Funny enough these days are now over, and now is the time where I need them back the most.
I am away from him. Three nights every once in a while is all I have with him. Three small nights that are not enough. Three nights that barely get me through the day. He is fading away and the harder I try to keep him in my life the faster I see him disappear.
I know he works 18 hours a day. And I do understand that this means, that he doesn't have much time to miss me... but how about the fact that he never replies to my messages. The fact that I rarely get a chance to get him on the phone. Or that he never calls when he says he will.
I am struggling. I am struggling because I don't know if he still wants me in his life. I am struggling because it feels like he is just waiting for me to give up. To say I've had enough. It feels like he is waiting for an easy way out.
I know that I when I see him again, I should tell him about my insecurities. I should tell him that I cry, almost every day, because I am terrified of losing him. I should tell him to please let me go, if he doesn't feel the same way about me.
But every time I come home to him, I don't say anything. Not a word of how I feel or what I think. The time we have together is so little and so precious that I don't want to ruin it.

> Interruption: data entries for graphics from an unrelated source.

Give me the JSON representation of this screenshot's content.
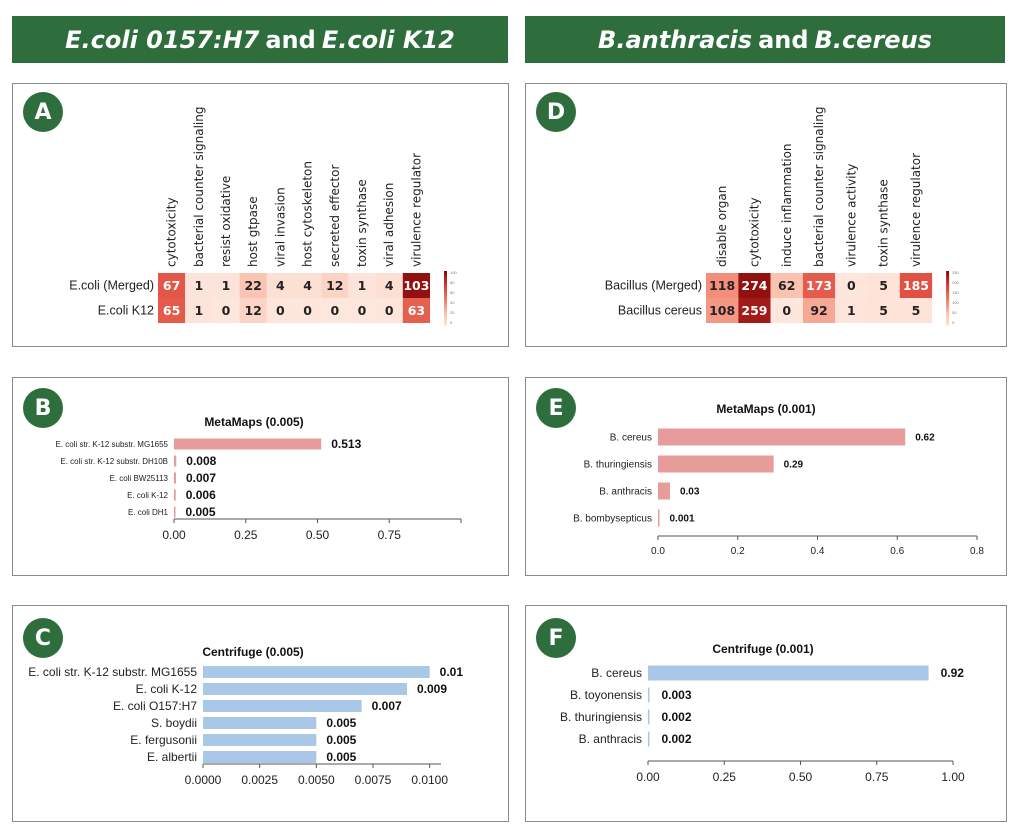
{
  "headers": {
    "left": {
      "italic_a": "E.coli 0157:H7",
      "conj": "and",
      "italic_b": "E.coli K12"
    },
    "right": {
      "italic_a": "B.anthracis",
      "conj": "and",
      "italic_b": "B.cereus"
    }
  },
  "badges": {
    "a": "A",
    "b": "B",
    "c": "C",
    "d": "D",
    "e": "E",
    "f": "F"
  },
  "colors": {
    "header_green": "#2e6e3d",
    "meta_bar": "#e89b9b",
    "centrifuge_bar": "#a9c8e8",
    "heat_low": "#fde3d8",
    "heat_high": "#8b0d0d"
  },
  "chart_data": [
    {
      "id": "A",
      "type": "heatmap",
      "columns": [
        "cytotoxicity",
        "bacterial counter signaling",
        "resist oxidative",
        "host gtpase",
        "viral invasion",
        "host cytoskeleton",
        "secreted effector",
        "toxin synthase",
        "viral adhesion",
        "virulence regulator"
      ],
      "rows": [
        "E.coli (Merged)",
        "E.coli K12"
      ],
      "values": [
        [
          67,
          1,
          1,
          22,
          4,
          4,
          12,
          1,
          4,
          103
        ],
        [
          65,
          1,
          0,
          12,
          0,
          0,
          0,
          0,
          0,
          63
        ]
      ],
      "colorbar_ticks": [
        "100",
        "80",
        "60",
        "40",
        "20",
        "0"
      ],
      "vmax": 105
    },
    {
      "id": "D",
      "type": "heatmap",
      "columns": [
        "disable organ",
        "cytotoxicity",
        "induce inflammation",
        "bacterial counter signaling",
        "virulence activity",
        "toxin synthase",
        "virulence regulator"
      ],
      "rows": [
        "Bacillus (Merged)",
        "Bacillus cereus"
      ],
      "values": [
        [
          118,
          274,
          62,
          173,
          0,
          5,
          185
        ],
        [
          108,
          259,
          0,
          92,
          1,
          5,
          5
        ]
      ],
      "colorbar_ticks": [
        "250",
        "200",
        "150",
        "100",
        "50",
        "0"
      ],
      "vmax": 280
    },
    {
      "id": "B",
      "type": "bar",
      "orientation": "horizontal",
      "title": "MetaMaps (0.005)",
      "categories": [
        "E. coli str. K-12 substr. MG1655",
        "E. coli str. K-12 substr. DH10B",
        "E. coli BW25113",
        "E. coli K-12",
        "E. coli DH1"
      ],
      "values": [
        0.513,
        0.008,
        0.007,
        0.006,
        0.005
      ],
      "labels": [
        "0.513",
        "0.008",
        "0.007",
        "0.006",
        "0.005"
      ],
      "xlim": [
        0,
        1.0
      ],
      "xticks": [
        0,
        0.25,
        0.5,
        0.75
      ],
      "xtick_labels": [
        "0.00",
        "0.25",
        "0.50",
        "0.75"
      ]
    },
    {
      "id": "C",
      "type": "bar",
      "orientation": "horizontal",
      "title": "Centrifuge (0.005)",
      "categories": [
        "E. coli str. K-12 substr. MG1655",
        "E. coli K-12",
        "E. coli O157:H7",
        "S. boydii",
        "E. fergusonii",
        "E. albertii"
      ],
      "values": [
        0.01,
        0.009,
        0.007,
        0.005,
        0.005,
        0.005
      ],
      "labels": [
        "0.01",
        "0.009",
        "0.007",
        "0.005",
        "0.005",
        "0.005"
      ],
      "xlim": [
        0,
        0.0105
      ],
      "xticks": [
        0,
        0.0025,
        0.005,
        0.0075,
        0.01
      ],
      "xtick_labels": [
        "0.0000",
        "0.0025",
        "0.0050",
        "0.0075",
        "0.0100"
      ]
    },
    {
      "id": "E",
      "type": "bar",
      "orientation": "horizontal",
      "title": "MetaMaps (0.001)",
      "categories": [
        "B. cereus",
        "B. thuringiensis",
        "B. anthracis",
        "B. bombysepticus"
      ],
      "values": [
        0.62,
        0.29,
        0.03,
        0.001
      ],
      "labels": [
        "0.62",
        "0.29",
        "0.03",
        "0.001"
      ],
      "xlim": [
        0,
        0.8
      ],
      "xticks": [
        0,
        0.2,
        0.4,
        0.6,
        0.8
      ],
      "xtick_labels": [
        "0.0",
        "0.2",
        "0.4",
        "0.6",
        "0.8"
      ]
    },
    {
      "id": "F",
      "type": "bar",
      "orientation": "horizontal",
      "title": "Centrifuge (0.001)",
      "categories": [
        "B. cereus",
        "B. toyonensis",
        "B. thuringiensis",
        "B. anthracis"
      ],
      "values": [
        0.92,
        0.003,
        0.002,
        0.002
      ],
      "labels": [
        "0.92",
        "0.003",
        "0.002",
        "0.002"
      ],
      "xlim": [
        0,
        1.0
      ],
      "xticks": [
        0,
        0.25,
        0.5,
        0.75,
        1.0
      ],
      "xtick_labels": [
        "0.00",
        "0.25",
        "0.50",
        "0.75",
        "1.00"
      ]
    }
  ]
}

But the problem is, not speaking doesn't mean he can't read that something is wrong in my actions and in my eyes. When he asked me what was wrong, I said nothing. And he asked again. And I said nothing. And then he said: Fine, suit yourself. Don't say I didn't ask.
I spent the night silently crying next to him... hurting... and it's my own fault.
I don't want to ruin anything. I am afraid that my past relationships have gotten me so paranoid that I read too much into everything and that I am freaking out about nothing.
But what if I am not... what if he is done... what if I am going to get my heart broken again...
How am I supposed to make it through the day?